Valor Econômico, n.5218, 30/03/2021. Política, p.A10

 

Bolsonaro pode ter que responder por sanção do Orçamento de 2021

Murillo Camarotto

30/03/2021

 

 

Para secretaria do TCU, eventual sanção poderá caracterizar crime e resultar na reprovação das contas presidenciais

É aguardado para esta semana um relatório do Tribunal de Contas da União (TCU) que pode complicar ainda mais a situação do presidente Jair Bolsonaro. A Secretaria de Macroavaliação Governamental (Semag) está em vias de sugerir a responsabilização do presidente caso ele sancione o Orçamento de 2021, aprovado pelo Congresso Nacional na semana passada.

O texto comprimiu despesas obrigatórias para acomodar as emendas parlamentares, que foram elevadas para R$ 46 bilhões. Integrantes da equipe econômica alegam que os cortes nas despesas poderão inviabilizar o funcionamento do governo.

 

 

Há no tribunal uma expectativa de que a Semag irá elevar o tom das cobranças e deixar claro que uma eventual sanção poderá caracterizar crime e resultar na reprovação das contas presidenciais. O relatório será encaminhado para análise do ministro Bruno Dantas, que levará o caso ao plenário.

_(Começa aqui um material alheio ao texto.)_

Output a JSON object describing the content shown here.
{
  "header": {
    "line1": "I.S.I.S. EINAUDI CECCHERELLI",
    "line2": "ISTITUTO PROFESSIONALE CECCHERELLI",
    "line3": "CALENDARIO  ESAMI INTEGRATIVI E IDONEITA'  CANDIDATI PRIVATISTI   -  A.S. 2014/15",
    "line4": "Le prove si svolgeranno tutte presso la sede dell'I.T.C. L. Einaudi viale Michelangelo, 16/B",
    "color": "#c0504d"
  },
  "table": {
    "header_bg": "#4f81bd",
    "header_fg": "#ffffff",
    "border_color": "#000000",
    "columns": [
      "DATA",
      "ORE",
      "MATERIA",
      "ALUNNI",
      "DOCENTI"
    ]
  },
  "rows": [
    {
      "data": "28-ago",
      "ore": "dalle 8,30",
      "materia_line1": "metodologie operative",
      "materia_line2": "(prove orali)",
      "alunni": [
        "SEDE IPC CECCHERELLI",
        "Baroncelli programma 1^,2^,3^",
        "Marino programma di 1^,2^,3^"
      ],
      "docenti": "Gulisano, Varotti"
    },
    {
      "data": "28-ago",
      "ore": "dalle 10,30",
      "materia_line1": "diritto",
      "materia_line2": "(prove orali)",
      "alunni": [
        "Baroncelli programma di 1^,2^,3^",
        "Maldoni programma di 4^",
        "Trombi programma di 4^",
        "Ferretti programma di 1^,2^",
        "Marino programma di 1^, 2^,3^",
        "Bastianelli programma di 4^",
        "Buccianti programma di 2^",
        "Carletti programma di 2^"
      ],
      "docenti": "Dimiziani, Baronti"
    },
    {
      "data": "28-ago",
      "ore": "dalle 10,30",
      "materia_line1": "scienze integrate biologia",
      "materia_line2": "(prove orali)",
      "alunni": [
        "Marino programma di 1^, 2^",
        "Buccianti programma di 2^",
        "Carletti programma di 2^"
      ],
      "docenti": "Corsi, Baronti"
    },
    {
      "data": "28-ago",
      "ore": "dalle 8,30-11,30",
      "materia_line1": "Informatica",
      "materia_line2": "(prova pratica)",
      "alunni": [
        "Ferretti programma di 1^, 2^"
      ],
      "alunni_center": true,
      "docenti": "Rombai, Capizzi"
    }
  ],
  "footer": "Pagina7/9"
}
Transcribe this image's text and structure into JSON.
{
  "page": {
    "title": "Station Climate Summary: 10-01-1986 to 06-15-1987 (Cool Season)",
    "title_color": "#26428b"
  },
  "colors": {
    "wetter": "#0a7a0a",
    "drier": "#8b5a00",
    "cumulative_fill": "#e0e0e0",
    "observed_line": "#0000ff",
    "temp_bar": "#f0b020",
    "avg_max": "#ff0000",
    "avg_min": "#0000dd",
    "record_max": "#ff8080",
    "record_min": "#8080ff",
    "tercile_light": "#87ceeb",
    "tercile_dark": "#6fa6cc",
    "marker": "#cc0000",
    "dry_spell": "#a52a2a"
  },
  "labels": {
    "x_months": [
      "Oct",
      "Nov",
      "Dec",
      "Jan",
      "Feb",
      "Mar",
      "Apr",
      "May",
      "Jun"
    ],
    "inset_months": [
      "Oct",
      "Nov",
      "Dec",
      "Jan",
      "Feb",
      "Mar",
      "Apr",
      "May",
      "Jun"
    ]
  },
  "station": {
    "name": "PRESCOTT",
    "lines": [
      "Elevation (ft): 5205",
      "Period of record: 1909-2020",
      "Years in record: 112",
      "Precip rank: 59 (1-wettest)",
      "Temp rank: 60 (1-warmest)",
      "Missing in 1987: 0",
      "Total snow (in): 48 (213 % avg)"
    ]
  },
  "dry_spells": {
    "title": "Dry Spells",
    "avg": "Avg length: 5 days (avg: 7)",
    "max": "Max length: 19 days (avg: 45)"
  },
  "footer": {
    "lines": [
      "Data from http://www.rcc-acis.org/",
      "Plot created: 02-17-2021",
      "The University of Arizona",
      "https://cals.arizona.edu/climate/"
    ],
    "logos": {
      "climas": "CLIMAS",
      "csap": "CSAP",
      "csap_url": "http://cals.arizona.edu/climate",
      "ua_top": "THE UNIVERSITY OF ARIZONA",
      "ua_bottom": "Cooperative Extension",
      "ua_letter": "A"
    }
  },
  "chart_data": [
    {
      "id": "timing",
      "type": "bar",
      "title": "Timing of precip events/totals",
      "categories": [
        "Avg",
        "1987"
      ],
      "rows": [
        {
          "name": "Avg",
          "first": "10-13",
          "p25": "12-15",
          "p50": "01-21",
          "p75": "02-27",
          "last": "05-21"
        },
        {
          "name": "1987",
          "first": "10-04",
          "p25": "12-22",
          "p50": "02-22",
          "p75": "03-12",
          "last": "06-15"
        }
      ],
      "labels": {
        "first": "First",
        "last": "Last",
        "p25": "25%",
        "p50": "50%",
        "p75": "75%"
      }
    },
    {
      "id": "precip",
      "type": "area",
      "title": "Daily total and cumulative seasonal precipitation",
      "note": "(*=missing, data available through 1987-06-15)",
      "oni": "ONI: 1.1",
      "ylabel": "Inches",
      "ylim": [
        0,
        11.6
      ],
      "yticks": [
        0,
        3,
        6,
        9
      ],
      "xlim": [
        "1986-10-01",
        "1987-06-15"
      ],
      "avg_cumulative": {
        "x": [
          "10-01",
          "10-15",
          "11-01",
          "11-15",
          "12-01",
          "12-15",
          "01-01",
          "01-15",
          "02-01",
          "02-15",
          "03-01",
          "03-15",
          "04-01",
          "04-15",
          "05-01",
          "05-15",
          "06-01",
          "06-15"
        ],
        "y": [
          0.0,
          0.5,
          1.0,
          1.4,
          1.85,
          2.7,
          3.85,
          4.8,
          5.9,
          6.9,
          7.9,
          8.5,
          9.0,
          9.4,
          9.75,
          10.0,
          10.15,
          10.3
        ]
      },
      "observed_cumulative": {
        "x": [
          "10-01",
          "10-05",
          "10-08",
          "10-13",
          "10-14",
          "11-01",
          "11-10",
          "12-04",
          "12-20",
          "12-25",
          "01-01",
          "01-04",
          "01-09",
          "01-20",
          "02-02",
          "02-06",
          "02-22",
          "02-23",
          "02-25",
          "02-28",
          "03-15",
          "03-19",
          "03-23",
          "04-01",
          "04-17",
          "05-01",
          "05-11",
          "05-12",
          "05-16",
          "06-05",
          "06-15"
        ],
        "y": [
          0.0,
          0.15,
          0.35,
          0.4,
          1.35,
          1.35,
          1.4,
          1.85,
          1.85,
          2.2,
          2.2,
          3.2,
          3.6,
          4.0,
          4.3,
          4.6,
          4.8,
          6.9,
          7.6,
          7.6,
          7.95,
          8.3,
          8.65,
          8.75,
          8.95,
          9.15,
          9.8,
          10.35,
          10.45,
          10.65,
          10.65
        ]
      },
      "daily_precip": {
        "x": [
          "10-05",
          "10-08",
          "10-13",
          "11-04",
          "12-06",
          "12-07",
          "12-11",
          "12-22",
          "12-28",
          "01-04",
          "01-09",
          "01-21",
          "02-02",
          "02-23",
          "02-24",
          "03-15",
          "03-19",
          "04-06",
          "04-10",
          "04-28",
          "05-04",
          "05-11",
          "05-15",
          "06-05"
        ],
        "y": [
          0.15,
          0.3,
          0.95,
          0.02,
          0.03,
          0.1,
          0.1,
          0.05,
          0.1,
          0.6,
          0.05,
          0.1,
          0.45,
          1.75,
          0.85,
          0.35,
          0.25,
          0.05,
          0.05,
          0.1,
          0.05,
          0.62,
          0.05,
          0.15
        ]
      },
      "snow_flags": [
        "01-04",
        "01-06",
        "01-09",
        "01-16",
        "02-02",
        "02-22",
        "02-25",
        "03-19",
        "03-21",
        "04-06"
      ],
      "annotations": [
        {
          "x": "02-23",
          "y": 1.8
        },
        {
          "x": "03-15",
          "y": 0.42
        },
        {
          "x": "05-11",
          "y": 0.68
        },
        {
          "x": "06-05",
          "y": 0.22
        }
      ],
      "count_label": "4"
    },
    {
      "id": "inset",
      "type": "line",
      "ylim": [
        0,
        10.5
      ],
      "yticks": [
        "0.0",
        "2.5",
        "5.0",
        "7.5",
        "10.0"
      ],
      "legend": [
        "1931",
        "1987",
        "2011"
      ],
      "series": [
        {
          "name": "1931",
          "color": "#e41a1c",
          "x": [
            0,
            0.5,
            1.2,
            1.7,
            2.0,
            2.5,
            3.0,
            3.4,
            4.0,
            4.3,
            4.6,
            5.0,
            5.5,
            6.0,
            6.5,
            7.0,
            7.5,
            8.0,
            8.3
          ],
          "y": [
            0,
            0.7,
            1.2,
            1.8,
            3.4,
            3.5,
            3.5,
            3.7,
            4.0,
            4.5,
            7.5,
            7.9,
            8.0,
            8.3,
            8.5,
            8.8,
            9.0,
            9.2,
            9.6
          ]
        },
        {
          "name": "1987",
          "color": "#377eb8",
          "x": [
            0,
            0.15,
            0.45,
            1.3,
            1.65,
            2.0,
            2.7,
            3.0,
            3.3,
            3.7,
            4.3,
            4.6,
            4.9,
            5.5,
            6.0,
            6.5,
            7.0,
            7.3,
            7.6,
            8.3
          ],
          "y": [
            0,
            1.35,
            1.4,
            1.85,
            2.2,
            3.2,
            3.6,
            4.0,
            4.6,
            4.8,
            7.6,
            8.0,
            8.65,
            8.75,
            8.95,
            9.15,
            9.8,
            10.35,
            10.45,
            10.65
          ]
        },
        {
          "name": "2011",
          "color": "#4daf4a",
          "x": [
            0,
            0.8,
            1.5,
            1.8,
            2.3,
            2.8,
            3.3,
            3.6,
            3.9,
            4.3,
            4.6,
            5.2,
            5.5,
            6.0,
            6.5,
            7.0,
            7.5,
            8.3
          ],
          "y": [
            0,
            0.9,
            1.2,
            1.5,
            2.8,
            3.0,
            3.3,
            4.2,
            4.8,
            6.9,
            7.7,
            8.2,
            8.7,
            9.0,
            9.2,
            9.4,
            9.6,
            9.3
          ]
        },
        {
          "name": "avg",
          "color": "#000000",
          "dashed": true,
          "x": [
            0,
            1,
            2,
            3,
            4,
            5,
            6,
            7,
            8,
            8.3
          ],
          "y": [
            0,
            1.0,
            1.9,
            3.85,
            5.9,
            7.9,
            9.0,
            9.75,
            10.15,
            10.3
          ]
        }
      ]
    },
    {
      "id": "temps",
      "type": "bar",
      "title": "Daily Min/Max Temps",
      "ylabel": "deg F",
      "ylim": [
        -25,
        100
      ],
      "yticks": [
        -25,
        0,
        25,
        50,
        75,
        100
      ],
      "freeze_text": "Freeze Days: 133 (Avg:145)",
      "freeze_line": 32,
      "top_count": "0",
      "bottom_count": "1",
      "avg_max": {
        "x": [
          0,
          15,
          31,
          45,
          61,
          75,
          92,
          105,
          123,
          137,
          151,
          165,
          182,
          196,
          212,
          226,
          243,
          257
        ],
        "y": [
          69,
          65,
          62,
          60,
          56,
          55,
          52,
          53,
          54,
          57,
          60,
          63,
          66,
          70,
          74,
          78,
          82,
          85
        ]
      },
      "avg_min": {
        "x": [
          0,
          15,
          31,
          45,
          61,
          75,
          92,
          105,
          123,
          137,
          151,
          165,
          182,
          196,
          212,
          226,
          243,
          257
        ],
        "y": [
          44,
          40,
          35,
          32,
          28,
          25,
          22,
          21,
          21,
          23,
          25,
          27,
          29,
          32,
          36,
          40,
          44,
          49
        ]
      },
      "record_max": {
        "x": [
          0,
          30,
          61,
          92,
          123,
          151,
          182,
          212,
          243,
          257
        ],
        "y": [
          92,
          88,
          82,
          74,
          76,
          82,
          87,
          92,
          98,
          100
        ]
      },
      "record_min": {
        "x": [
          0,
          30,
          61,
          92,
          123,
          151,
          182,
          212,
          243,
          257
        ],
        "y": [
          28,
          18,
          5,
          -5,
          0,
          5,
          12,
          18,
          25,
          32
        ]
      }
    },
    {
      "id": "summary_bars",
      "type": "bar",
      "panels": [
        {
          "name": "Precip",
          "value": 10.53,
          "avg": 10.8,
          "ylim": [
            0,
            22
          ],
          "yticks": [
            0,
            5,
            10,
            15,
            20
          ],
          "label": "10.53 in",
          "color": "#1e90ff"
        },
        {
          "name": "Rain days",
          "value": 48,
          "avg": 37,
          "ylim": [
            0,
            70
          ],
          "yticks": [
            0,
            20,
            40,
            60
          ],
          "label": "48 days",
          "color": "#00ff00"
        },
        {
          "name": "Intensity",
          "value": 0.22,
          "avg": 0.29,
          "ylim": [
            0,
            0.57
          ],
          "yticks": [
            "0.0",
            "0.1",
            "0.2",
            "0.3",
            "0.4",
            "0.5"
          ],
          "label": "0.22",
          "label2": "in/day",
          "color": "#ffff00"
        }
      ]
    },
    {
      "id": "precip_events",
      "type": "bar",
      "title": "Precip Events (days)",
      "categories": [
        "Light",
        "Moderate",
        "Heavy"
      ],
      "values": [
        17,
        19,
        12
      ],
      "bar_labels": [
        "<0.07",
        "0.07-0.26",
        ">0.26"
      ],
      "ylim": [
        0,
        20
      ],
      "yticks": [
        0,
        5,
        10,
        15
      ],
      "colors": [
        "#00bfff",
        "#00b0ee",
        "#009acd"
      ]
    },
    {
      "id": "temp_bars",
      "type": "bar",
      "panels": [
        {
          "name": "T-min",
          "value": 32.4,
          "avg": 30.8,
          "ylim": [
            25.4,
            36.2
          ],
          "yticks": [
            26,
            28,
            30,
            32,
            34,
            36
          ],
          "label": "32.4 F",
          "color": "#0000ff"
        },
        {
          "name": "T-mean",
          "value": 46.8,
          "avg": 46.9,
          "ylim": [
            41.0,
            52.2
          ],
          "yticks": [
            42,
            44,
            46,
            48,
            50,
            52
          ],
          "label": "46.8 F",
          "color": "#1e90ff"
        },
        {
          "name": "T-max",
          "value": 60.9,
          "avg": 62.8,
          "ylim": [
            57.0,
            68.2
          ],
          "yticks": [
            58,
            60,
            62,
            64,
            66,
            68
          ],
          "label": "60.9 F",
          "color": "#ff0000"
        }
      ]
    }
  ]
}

 A Semag é a mesma secretaria que, em 2015, recomendou a rejeição das contas da presidente Dilma Rousseff, no episódio das “pedaladas fiscais”. A contabilidade criativa foi o argumento jurídico que sustentou o impeachment da petista, em agosto de 2016.

O relatório poderá pedir esclarecimentos apenas para o Ministério da Economia, a fim de que a pasta recomende ao presidente o veto do Orçamento aprovado pelo Congresso. É maior, contudo, a possibilidade de que o documento também aponte indícios de irregularidades e solicite a manifestação da Casa Civil, o que deixará Bolsonaro mais exposto.

Juridicamente, a sanção do Orçamento é considerada um ato de gestão, visto que os gastos começam a ser executados imediatamente após o aval presidencial. Se uma lei é aprovada e sancionada com base em previsões fraudulentas de despesa, pode-se incorrer em crime.

Acontece que os parlamentares, ao menos em tese, podem gozar da imunidade material, que os isentaria de qualquer punição pelos votos que aprovaram o Orçamento. O presidente da República, alertam os técnicos, não dispõe do mesmo benefício.

Se vetar o Orçamento, Bolsonaro ampliará imensamente a crise com o Congresso, que em menos de duas semanas já conseguiu derrubar os ministros da Saúde e das Relações Exteriores. Se sancionar a peça, poderá ter as contas rejeitadas e ser acusado de crime de responsabilidade.

Nos corredores do TCU, muitos atribuem ao ministro Paulo Guedes a culpa pela encruzilhada em que o presidente se meteu. Isso porque a situação poderia ter sido evitada caso o ministro tivesse aceitado a ideia de tirar o Bolsa Família do teto de gastos, o que não aconteceu.

“Com o benefício fora, a repercussão seria negativa no mercado, mas não estaríamos discutindo a prática de ilegalidades”, alertou uma pessoa que acompanha o processo de perto. “O Congresso aprovou o Orçamento com base em estimativas irreais do governo, que agora terá que arcar com as consequências”, completou a mesma fonte.